Sequential Access and File Pointers

When you open a file, the operating system provides a file pointer.

  • This pointer marks your current position in the file.
  • Every read or write advances the pointer sequentially unless you explicitly move it (using seek()).
  • Reading always starts at the beginning unless the pointer is moved.

For example, after calling .readline() twice, the pointer is now positioned at the start of the third line. If you call .read(), it continues from that position, not from the top.


End-of-File (EOF)

The special condition EOF (end-of-file) signals when no more data can be read.

  • Functions like .readline() return an empty string ("") at EOF.
  • EOF is not a character in the file but a logical state in the operating system.
  • Good code checks for EOF to avoid infinite loops.

Bytes and Buffer Size

Reading and writing are measured in bytes, the smallest unit of storage.

  • A character like "A" typically occupies 1 byte (in ASCII), while "ą" may take multiple bytes (in UTF-8).
  • Methods like .read(n) allow you to specify at most n bytes to read in one call.
  • The system buffer determines how much data can be moved at once.
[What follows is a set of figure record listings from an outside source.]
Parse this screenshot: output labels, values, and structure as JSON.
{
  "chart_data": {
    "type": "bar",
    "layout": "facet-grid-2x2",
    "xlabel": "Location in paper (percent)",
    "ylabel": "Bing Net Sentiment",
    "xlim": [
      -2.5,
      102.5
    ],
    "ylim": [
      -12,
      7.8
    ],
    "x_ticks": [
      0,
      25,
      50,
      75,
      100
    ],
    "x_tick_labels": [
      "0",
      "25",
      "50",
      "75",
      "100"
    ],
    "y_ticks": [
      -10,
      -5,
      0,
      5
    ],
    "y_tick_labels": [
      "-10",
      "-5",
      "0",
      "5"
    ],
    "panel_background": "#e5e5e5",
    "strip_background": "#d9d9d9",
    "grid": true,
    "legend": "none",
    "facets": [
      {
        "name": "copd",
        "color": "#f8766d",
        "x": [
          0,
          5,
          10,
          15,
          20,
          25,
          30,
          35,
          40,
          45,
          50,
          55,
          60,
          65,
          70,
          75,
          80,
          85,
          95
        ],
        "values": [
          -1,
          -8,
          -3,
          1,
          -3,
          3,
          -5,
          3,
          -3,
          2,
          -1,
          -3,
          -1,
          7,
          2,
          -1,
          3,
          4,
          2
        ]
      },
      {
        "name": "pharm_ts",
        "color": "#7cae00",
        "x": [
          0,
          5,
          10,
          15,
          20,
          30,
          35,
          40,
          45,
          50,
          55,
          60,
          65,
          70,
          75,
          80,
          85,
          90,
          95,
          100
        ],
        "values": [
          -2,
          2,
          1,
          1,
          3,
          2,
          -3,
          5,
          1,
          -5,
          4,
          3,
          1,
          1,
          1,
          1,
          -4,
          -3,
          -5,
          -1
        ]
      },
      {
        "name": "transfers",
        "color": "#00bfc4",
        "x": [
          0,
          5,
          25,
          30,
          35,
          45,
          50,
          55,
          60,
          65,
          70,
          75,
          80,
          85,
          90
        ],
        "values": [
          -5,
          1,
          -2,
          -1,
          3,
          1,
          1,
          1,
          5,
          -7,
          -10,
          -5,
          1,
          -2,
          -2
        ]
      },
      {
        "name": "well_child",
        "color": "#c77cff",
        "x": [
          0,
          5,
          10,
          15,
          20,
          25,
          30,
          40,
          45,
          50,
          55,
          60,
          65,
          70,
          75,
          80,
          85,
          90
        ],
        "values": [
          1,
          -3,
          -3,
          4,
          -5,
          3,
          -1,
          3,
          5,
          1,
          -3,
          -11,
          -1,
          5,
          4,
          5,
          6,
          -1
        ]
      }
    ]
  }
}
Reading very large files in one go can consume a lot of memory, so chunked reads are often more efficient.
  • Please carefully read this article to understand buffers and systems buffers.

Example:

with open("largefile.txt", "rb") as file:  # binary mode
    chunk = file.read(1024)  # read up to 1024 bytes
    while chunk:
        process(chunk)
        chunk = file.read(1024)

Here the file is read in sequential 1024-byte chunks until EOF is reached.


File Modes in Python

ModeDescription
'r'Read (file must exist)
'w'Write (overwrite if exists, else create new)
'a'Append (write to end, create if missing)
'rb', 'wb'Binary mode (raw bytes, not text)

Examples

Example 1: Writing to a File (w mode)

file = open("names.txt", "w")
file.write("Alice\n")
file.write("Bob\n")
file.write("Charlie\n")
file.close()

Example 2: Reading Line by Line

file = open("names.txt", "r")
for line in file:
    print(line.strip())
file.close()
  • File pointer starts at the top.
  • Each iteration reads sequentially until EOF.

Example 3: Appending to a File (a mode)

file = open("names.txt", "a")
file.write("Diana\n")
file.write("Eli\n")
file.close()
  • Pointer moves directly to the end.
  • Existing content is preserved.

Example 4: Reading with .readline() and .read()

file = open("names.txt", "r")

first = file.readline()  # reads up to newline
print("First line:", first.strip())

rest = file.read()  # reads remaining bytes until EOF
print("Rest of file:\n", rest.strip())

file.close()

Best Practices

  • Always close files using .close() or use the safer with open(...) as f: syntax, which ensures the file closes even if an error occurs.
  • Be mindful of memory: avoid .read() on very large files—use .read(n) instead.
  • Understand that all reads/writes are sequential unless you reposition the pointer with seek().

Summary

  • Pointers track your current position in the file.
  • Sequential access means reading/writing progresses linearly unless you move the pointer.
  • EOF signals the logical end of data.
  • Bytes and buffer sizes define how much data can be read in a single operation.
  • Strong HL answers will construct working code that demonstrates these principles under exam conditions.